Mis à jour 20/06/2024 à 16:07 GMT+2

Phil Foden a été bien discret avec l'Angleterre, lors du premier match des Anglais à l'Euro face à la Serbie. Le problème, c'est que ce n'est pas une exception pour la star de Manchester City. Avec les Three Lions, celui qui a été élu meilleur joueur de la Premier League n'est souvent que l'ombre du joueur de City.

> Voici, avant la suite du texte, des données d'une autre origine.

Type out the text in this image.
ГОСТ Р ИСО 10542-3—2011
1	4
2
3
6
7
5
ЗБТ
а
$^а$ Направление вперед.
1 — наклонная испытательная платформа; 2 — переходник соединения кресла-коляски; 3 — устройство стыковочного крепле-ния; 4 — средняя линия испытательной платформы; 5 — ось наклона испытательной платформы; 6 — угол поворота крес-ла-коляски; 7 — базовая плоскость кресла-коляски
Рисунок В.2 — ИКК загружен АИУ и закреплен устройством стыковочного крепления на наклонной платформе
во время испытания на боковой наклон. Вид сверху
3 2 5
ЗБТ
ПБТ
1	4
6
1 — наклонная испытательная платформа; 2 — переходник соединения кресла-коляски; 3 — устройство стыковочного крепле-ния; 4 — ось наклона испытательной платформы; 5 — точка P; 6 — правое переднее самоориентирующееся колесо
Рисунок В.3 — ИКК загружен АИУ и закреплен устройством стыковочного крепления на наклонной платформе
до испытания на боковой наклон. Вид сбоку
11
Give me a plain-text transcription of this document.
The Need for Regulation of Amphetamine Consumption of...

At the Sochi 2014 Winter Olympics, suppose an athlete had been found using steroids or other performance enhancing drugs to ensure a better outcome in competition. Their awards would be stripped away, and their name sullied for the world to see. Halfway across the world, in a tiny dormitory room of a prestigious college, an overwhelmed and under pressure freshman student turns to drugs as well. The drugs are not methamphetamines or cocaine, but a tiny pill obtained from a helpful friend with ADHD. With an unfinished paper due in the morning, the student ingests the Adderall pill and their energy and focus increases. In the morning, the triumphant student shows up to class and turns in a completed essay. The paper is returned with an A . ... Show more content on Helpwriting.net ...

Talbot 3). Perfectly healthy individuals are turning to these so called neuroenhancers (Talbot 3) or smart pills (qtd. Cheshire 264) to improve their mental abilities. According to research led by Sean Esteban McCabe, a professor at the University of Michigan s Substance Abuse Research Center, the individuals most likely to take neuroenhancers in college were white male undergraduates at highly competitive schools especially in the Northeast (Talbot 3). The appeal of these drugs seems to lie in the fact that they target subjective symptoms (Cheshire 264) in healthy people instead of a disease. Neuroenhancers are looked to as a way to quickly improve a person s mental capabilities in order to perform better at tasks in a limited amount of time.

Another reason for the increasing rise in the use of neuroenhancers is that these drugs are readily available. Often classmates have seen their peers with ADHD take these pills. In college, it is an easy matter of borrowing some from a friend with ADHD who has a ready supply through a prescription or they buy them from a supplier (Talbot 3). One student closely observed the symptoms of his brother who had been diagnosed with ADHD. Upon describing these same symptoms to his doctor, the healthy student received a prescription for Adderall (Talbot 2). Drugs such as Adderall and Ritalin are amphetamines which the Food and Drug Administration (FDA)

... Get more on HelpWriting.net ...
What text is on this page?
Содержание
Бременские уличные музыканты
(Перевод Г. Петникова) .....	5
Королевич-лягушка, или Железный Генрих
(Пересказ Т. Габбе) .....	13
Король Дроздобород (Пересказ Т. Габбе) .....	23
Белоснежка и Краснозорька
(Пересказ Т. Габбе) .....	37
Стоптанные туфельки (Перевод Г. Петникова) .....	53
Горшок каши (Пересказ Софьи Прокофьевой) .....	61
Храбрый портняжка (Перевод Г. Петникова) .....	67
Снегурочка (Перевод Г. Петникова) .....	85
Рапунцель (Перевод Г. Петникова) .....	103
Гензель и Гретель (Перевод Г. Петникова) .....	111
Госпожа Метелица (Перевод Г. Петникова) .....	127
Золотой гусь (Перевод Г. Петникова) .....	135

Phil Foden runs past Serbia's midfielder #06 Nemanja Gudelj during the UEFA Euro 2024

Crédit: Eurosport

Les choses avaient pourtant plutôt bien commencé pour Phil Foden face à la Serbie. Libre de se déplacer sur le front de l'attaque au gré de son instinct, on l'avait vu passer d'un flanc à l'autre, décrocher pour combiner avec, en particulier, Jude Bellingham, bref, assumer un rôle quasi identique à celui que Pep Guardiola lui a confié à Manchester City. Mais l'embellie ne dura pas. Plus les minutes passaient, moins Foden participait au jeu; et quand il y participait, c'était sans l'influencer comme on a pris l'habitude de le voir faire à l'Etihad. Timide, emprunté, brouillon, même, le Footballeur de l'Année 2024 n'avait rien montré qui justifiât les adjectifs hyperboliques dont la presse britannique se sert habituellement pour décrire son jeu.
Ce n'était pas la première fois que Phil Foden s'était montré si discret avec l'Angleterre. En fait, de ses trente-cinq matches avec les Three Lions, on serait en peine d'en citer un dans lequel il ait eu l'impact qu'on est en droit d'espérer de lui. Un bilan de quatre buts - dont un seul fut marqué lors d'un grand tournoi (*) - et huit passes décisives est largement en deçà de celui qu'il affiche pour son club, pour lequel il avait tourné au rythme plus que satisfaisant d'un but toutes les trois rencontres en Premier League de 2020 à 2023 avant d'exploser lors de la saison qui vient de s'achever, qu'il finit avec 27 réalisations en 53 apparitions sur le terrain.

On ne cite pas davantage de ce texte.